Quand je l’ai revue, elle nous avait invitées chez elle, dans son appartement sous les toits, petit comme une maison de poupée, chargé de livres et d’objets-mémoires. J’ai remarqué une fois de plus ses chaussures ouvertes (elle n’en a jamais supporté de fermées depuis le camp) et sa coquetterie. Très droite, son collier d’ambre autour du coup, le volume de ses cheveux épars. Elle prit de nos nouvelles et parla avec la liberté des vieilles dames qui n’ont plus rien à prouver, pour affirmer sa déception de la politique, mais aussi brandir à nouveau ses souvenirs. Autour des plats délicieux qu’elle nous avait préparés, je lui racontai mon voyage à Auschwitz avec en images de fond celles de son film. Elle me demanda si le guide polonais n’était pas trop antisémite et corrigea une de mes descriptions : le bloc des enfants, où j’avais été ébahie de voir dans l’entrée des dessins faits sur une tenture grise, abritaient des enfants chrétiens, aucun enfant juif ne pouvait survivre dans les camps. Elle affirme pour cette raison que le film de Roberto Benigni La vie est belle est une hérésie (je ne l’ai pas aimé non plus). Je crois que j’ai vraiment compris grâce à elle, comment les inégalités raciales et sociales se reproduisaient dans l’univers plombé du camp.
Aujourd’hui, je lis Aharon Appelfeld, Histoire d’une vie1, et je pense à elle, à l’enfant qui comme le grand écrivain a traversé la haine et la barbarie, et malgré tout, a pu, à l’école de Saint-Germain-des-Prés et dans ses rencontres, sans renoncer à sa colère, construire une vie et créer.
– C‘est vrai, Marceline a cette présence profonde entremêlée à une légèreté.
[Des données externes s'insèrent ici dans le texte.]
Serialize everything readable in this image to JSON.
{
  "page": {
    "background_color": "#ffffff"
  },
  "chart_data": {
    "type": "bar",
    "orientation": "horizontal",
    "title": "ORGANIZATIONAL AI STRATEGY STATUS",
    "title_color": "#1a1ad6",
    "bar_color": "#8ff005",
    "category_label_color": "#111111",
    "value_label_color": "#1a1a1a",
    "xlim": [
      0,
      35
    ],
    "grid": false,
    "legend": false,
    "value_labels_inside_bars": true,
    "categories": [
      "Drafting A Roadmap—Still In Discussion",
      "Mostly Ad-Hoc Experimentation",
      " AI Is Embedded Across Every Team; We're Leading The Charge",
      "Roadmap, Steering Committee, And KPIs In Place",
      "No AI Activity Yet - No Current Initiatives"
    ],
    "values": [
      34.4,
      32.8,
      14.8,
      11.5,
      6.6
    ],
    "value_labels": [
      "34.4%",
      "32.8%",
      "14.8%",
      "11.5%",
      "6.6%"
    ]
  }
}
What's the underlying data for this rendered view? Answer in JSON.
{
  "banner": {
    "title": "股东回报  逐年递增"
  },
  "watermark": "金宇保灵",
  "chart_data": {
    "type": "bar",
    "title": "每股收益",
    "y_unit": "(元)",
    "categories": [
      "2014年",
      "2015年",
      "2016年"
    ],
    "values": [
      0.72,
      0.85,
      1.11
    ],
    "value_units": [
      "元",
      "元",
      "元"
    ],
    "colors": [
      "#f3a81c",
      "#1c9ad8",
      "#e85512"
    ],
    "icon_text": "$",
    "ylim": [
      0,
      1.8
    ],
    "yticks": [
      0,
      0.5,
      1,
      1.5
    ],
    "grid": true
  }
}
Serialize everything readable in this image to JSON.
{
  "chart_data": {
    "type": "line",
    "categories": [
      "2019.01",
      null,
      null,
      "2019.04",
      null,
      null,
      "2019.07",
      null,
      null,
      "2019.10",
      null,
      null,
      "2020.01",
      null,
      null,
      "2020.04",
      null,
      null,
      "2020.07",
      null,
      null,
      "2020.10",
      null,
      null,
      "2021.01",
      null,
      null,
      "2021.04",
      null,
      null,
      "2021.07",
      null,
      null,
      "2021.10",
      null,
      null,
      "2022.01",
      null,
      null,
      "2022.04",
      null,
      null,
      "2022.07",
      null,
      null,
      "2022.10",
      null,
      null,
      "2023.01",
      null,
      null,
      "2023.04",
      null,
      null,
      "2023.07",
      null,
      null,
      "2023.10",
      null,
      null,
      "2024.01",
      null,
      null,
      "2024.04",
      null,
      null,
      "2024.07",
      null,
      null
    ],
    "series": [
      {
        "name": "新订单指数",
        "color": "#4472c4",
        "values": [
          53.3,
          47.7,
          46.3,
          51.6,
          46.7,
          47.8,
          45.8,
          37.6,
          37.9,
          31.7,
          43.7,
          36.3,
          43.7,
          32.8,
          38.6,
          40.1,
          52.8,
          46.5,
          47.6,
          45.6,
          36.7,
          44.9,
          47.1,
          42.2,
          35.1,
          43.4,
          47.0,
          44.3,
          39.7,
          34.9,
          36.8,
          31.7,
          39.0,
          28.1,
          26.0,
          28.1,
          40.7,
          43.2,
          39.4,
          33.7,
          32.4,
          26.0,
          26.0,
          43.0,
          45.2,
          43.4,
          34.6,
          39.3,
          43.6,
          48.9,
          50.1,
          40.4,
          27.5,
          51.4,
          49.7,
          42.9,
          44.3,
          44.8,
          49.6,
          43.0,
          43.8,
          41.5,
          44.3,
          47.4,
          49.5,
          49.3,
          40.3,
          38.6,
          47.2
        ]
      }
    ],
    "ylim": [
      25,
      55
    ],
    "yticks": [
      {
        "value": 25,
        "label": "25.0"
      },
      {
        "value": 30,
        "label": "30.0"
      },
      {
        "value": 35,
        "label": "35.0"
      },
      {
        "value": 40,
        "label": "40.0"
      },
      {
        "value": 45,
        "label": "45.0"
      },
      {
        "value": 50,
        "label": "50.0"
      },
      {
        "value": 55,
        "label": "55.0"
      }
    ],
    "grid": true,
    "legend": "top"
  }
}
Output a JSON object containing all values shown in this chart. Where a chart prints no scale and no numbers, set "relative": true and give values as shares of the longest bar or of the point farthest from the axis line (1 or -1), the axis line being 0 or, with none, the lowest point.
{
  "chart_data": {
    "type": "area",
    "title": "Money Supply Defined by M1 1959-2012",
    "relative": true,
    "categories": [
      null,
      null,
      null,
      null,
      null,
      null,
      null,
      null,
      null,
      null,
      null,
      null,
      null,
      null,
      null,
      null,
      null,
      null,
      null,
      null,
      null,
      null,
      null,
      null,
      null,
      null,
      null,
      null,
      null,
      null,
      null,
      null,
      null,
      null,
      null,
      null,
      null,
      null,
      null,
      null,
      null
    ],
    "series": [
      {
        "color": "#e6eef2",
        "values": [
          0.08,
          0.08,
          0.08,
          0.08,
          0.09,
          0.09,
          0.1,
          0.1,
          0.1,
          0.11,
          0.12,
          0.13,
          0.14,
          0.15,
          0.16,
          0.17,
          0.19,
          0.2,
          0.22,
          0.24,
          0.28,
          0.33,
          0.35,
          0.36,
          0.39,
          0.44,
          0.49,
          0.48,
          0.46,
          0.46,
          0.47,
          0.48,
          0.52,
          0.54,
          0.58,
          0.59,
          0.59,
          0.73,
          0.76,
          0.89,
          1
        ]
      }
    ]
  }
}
C’est troublant. Ce qui m’émeut aussi, c’est son rapport aux autres. Il ne se passe pas un appel ou une rencontre sans que Marceline me demande de tes nouvelles, de toi et des tiens. Dénuée de tout brin de politesse, elle ancre des liens sincères.
Le soir du 14 juillet, il y a une année, je suis allée chez elle. La chaleur écrasante, Marceline rafraîchissait et chérissait ses hortensias et ses multiples plantes sur sa terrasse. Nous avions passé la soirée à échanger. Je me souviens de ces deux temps rythmant à leur façon cette profondeur et légèreté : de moments vifs à partager des nouvelles de nos amis, à me parler des racines d’amitiés au camp, puis de longs silences pour penser ces dires. Le coucher de soleil de ce soir d’été était d’un camaïeu bleuté et rosé. Marceline entrecoupait ses silences en me disant, avec une force de transmission : « Il ne faut pas passer auprès de ces joyaux, il faut se nourrir de la beauté ordinaire ; ce sont mes bonheurs du quotidien. C’est important de vivre cet essentiel ». Et puis, Marceline riait.